Mar 03, 2011


Photo: NAEC students gather core samples from Lake Mazinaw. Courtesy of Dave Deacon

Grade nine students from North Addington Education Centre in Cloyne had a chance to get to the bottom of things when on Feb.23 they assisted Queen’s University geographer Scott Lamoureux and Professor Robert McLeman of the University of Ottawa in extracting core samples from the bottom of frozen Mazinaw Lake near Bon Echo Provincial Park. The research is part of a multi-university project aimed at understanding what impacts climate change may have in store for people of this region. The samples will be used to reconstruct the environmental changes in the Eastern Ontario Highlands over the past several centuries. By involving local communities in the project, the researchers hope to raise awareness of environmental issues and to encourage students to pursue post-secondary training in environmental research.

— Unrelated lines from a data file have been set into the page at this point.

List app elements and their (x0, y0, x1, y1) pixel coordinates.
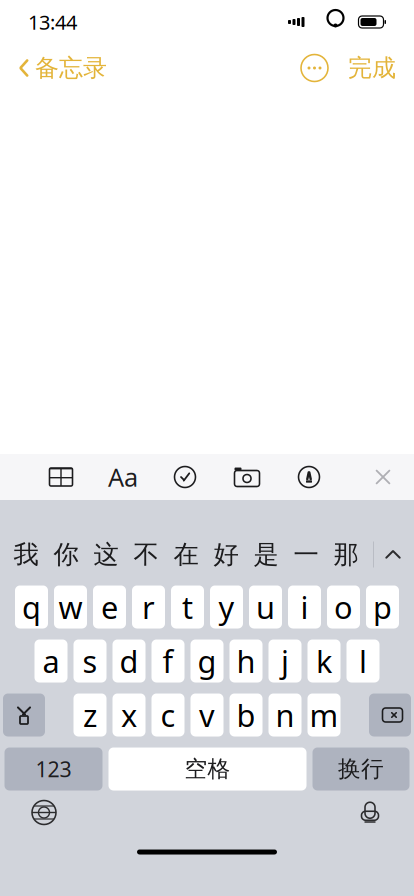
button[interactable]: 格式 (92, 455, 154, 499)
button[interactable]: y (210, 586, 243, 628)
button[interactable]: a (34, 640, 68, 682)
button[interactable]: 我 (6, 534, 46, 576)
staticText: u (256, 587, 275, 627)
staticText: 换行 (338, 755, 384, 783)
staticText: 123 (36, 755, 72, 783)
button[interactable]: Shift (3, 694, 45, 736)
button[interactable]: g (190, 640, 224, 682)
button[interactable]: 换行 (312, 748, 410, 790)
button[interactable]: 是 (246, 534, 286, 576)
button[interactable]: 切换键盘 (18, 792, 70, 832)
button[interactable]: h (230, 640, 262, 682)
staticText: Aa (108, 460, 138, 494)
button[interactable]: 不 (126, 534, 166, 576)
button[interactable]: b (230, 694, 262, 736)
button[interactable]: q (15, 586, 48, 628)
button[interactable]: 一 (286, 534, 326, 576)
button[interactable]: m (308, 694, 340, 736)
staticText: q (22, 587, 41, 627)
button[interactable]: 这 (86, 534, 126, 576)
button[interactable]: e (93, 586, 126, 628)
staticText: 是 (254, 539, 278, 570)
button[interactable]: 更多 (293, 48, 336, 88)
button[interactable]: 删除 (369, 694, 411, 736)
button[interactable]: i (288, 586, 321, 628)
button[interactable]: 你 (46, 534, 86, 576)
staticText: t (182, 587, 193, 627)
staticText: 那 (334, 539, 358, 570)
button[interactable]: 收起候选 (374, 534, 412, 576)
button[interactable]: 相机 (216, 455, 278, 499)
staticText: l (359, 641, 367, 681)
staticText: f (162, 641, 174, 681)
staticText: z (83, 695, 97, 735)
staticText: v (199, 695, 215, 735)
staticText: w (58, 587, 82, 627)
button[interactable]: f (152, 640, 184, 682)
button[interactable]: 标记 (278, 455, 340, 499)
staticText: p (373, 587, 392, 627)
staticText: d (120, 641, 138, 681)
staticText: y (218, 587, 234, 627)
staticText: x (121, 695, 137, 735)
button[interactable]: j (268, 640, 302, 682)
staticText: m (310, 695, 338, 735)
button[interactable]: u (249, 586, 282, 628)
staticText: 完成 (348, 53, 396, 83)
button[interactable]: 空格 (108, 748, 306, 790)
button[interactable]: 123 (4, 748, 102, 790)
button[interactable]: o (327, 586, 360, 628)
button[interactable]: 备忘录 (6, 47, 119, 89)
staticText: 在 (174, 539, 198, 570)
staticText: 你 (54, 539, 78, 570)
staticText: 备忘录 (35, 53, 107, 83)
staticText: c (160, 695, 176, 735)
staticText: 空格 (184, 755, 230, 783)
button[interactable]: 好 (206, 534, 246, 576)
staticText: 不 (134, 539, 158, 570)
staticText: e (101, 587, 118, 627)
staticText: s (82, 641, 98, 681)
staticText: a (42, 641, 60, 681)
button[interactable]: w (54, 586, 87, 628)
staticText: k (316, 641, 332, 681)
staticText: h (236, 641, 256, 681)
staticText: r (142, 587, 155, 627)
button[interactable]: 完成 (336, 47, 408, 89)
staticText: 好 (214, 539, 238, 570)
button[interactable]: n (268, 694, 302, 736)
staticText: 这 (94, 539, 118, 570)
button[interactable]: 那 (326, 534, 366, 576)
button[interactable]: l (346, 640, 380, 682)
button[interactable]: c (152, 694, 184, 736)
button[interactable]: x (112, 694, 146, 736)
staticText: i (300, 587, 308, 627)
button[interactable]: 表格 (30, 455, 92, 499)
button[interactable]: d (112, 640, 146, 682)
staticText: 我 (14, 539, 38, 570)
staticText: g (198, 641, 216, 681)
button[interactable]: 关闭 (360, 455, 406, 499)
staticText: j (281, 641, 289, 681)
staticText: b (236, 695, 256, 735)
button[interactable]: 清单 (154, 455, 216, 499)
button[interactable]: v (190, 694, 224, 736)
button[interactable]: 在 (166, 534, 206, 576)
button[interactable]: r (132, 586, 165, 628)
button[interactable]: s (74, 640, 106, 682)
staticText: o (334, 587, 353, 627)
button[interactable]: z (74, 694, 106, 736)
button[interactable]: p (366, 586, 399, 628)
staticText: n (276, 695, 294, 735)
button[interactable]: 语音输入 (344, 792, 396, 832)
button[interactable]: t (171, 586, 204, 628)
button[interactable]: k (308, 640, 340, 682)
staticText: 一 (294, 539, 318, 570)
staticText: 13:44 (28, 9, 77, 35)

Participating students from Mr. Hasler's, Ms. Snider's and Ms. Lloyd’s classes at NAEC used an auger to drill holes into the lake ice, into which they inserted metre-long plastic tubes. The tubes were then lowered down to the lake bottom and a weight was used to pound the tubes into the sediment there encasing a core sample in each. The layers in the cores show a history of the environment going back hundreds of years, to pre-European settlement. Two samples were obtained, which students then took back to their classrooms, where they were studied.

Professor Robert McLeman explained what exactly the samples showed. “We saw in both samples, about mid-way through, a large grey streak which points to an event that likely occurred roughly 100 years ago. The streak demonstrates that there was large-scale erosion going on, likely the result of the clear cutting of the forest around the lake.”

McLeman explained how this type of information would give researchers the information they are hoping to gain to get a better understanding of climate change. ”With this research we are hoping to get a better understanding of the trends of long-term environmental trends in the region. We will use the findings to help us plan for the future and help us to adapt to climate change. Similarly, because so many people live downstream from Mazinaw Lake it’s also important for us to understand what changes are happening from a water management point of view.”

Researchers plan to take more core samples from the lake, which will be sent to laboratories for further study. The results will also be sent to the students at NAEC for further learning opportunities.

Professor McLeman was pleased to provide the students with such an exciting and valuable hands-on learning tool. “By allowing the students to practice hands-on science in their own backyard we are hoping to get them excited about the environmental sciences and are also hoping to encourage them to pursue environmental studies later on, either at college or university.”